Heidi Stevens Chicago Tribune
WWR Article Summary (tl;dr) Heidi Stevens takes a look at why Naomi Osaka's withdrawal from the French Open is an invitation for the sport to "do better" in regards to its response to mental health.
Maybe there’s a better way.
When tennis star Naomi Osaka withdrew from the French Open on Monday rather than attend the media interviews that wreak havoc on her mental health, a whole lot of hand-wringing commenced.
The usual boorish suspects offered their usual boorish takes.

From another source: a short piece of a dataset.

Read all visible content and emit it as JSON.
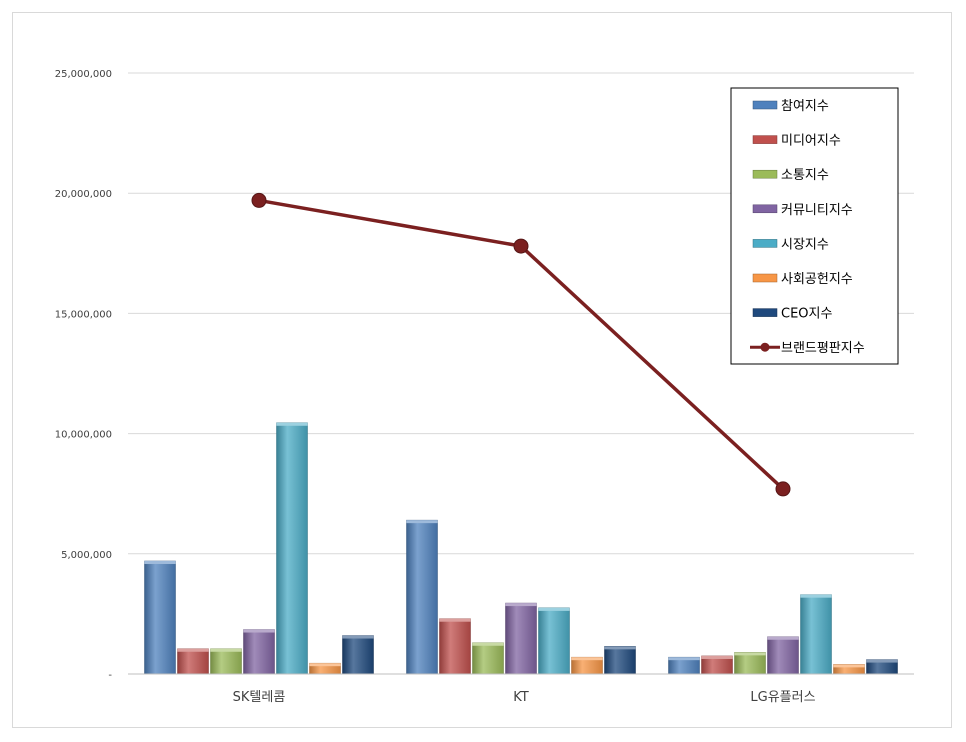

Piers Morgan labeled the decision, “Narcissistic Naomi’s cynical exploitation of mental health.”
But even Billie Jean King, who knows a thing or two about shaking up the status quo, tweeted a light admonishment of Osaka: “While it’s important that everyone has the right to speak their truth, I have always believed that as professional athletes we have a responsibility to make ourselves available to the media.”
“Facing unwelcome questions, even in defeat,” sports writer Christopher Clarey wrote in the New York Times, “does not seem like too much to ask.” Or maybe there’s a better way.
Maybe the second-ranked woman in all of tennis telling leaders of the sport that her health weighs more than their traditions is an invitation for the sport to do better.
Maybe instead of whining about Osaka’s privilege (But she’s rich!) or clinging to custom (But the rules!), fans could view her decision as groundbreaking — an attempt to propel the sport into a better, more inclusive future, not unlike King defeating Bobby Riggs in 1973′s Battle of the Sexes.
Maybe it’s time to truly examine the ways that athletes are commoditized and dehumanized, simply because the public enjoys watching them perform remarkable feats, simply because that public is fickle and also enjoys poking the wounds of our heroes when they fall.
Maybe there’s a better way.
And maybe, as we emerge from a pandemic that shook up everything and everyone, that could be our mantra in all things: Maybe there’s a better way.
A Bloomberg article this week interviewed workers who are quitting their jobs rather than adhere to employers’ demands that they return to the office, after more than a year of remote work.
“They feel like we’re not working if they can’t see us,” Portia Twidt, a Georgia-based research compliance specialist, told Bloomberg. “It’s a boomer power-play.”
A May survey of 1,000 U.S. adults found 39% would consider quitting if their employers weren’t flexible about remote work, Bloomberg reported. Among millennials and Gen Z, that figure rose to 49%.
This will, no doubt, be met with a lengthy round of back-in-my-day complaining and millennial/Gen Z bashing.
But it could just as easily, and a whole lot more productively, be a catalyst for transformative, lasting change.
The coronavirus pandemic laid bare our structural inequities, our health disparities, our desperate need for more mental health resources and the holes in our public safety nets. It forced us to invent and improvise, question and calibrate. It robbed us of loved ones and livelihoods.
And now it’s slowly receding, allowing us to rebuild and reimagine. And we should do that with an eye toward a better way, not just the old way.
“I’m gonna take some time away from the court now,” Osaka wrote on Instagram, explaining her decision to quit the French Open. “But when the time is right I really want to work with the Tour to discuss ways we can make things better for the players, press and fans.”
She wrote that she’s suffered long bouts of depression since 2018 and that news conferences trigger her anxiety.
“I think now the best thing for the tournament, the other players and my well-being is that I withdraw so that everyone can get back to the tennis going on in Paris,” she wrote. “I never wanted to be a distraction and I accept that my timing was not ideal and my message could have been clearer.”
Osaka is not a public servant. She doesn’t owe us access or answers. Her job is tennis, and her health is her right. That’s something I would hope a pandemic would crystallize for us.
Her decision shocked a lot of systems, particularly those wedded to the status quo. But it could also be instructive and inspiring, as we emerge into a transformed and transforming world, post-pandemic.
Maybe there’s a better way. And maybe we should thank the folks who help us search for it.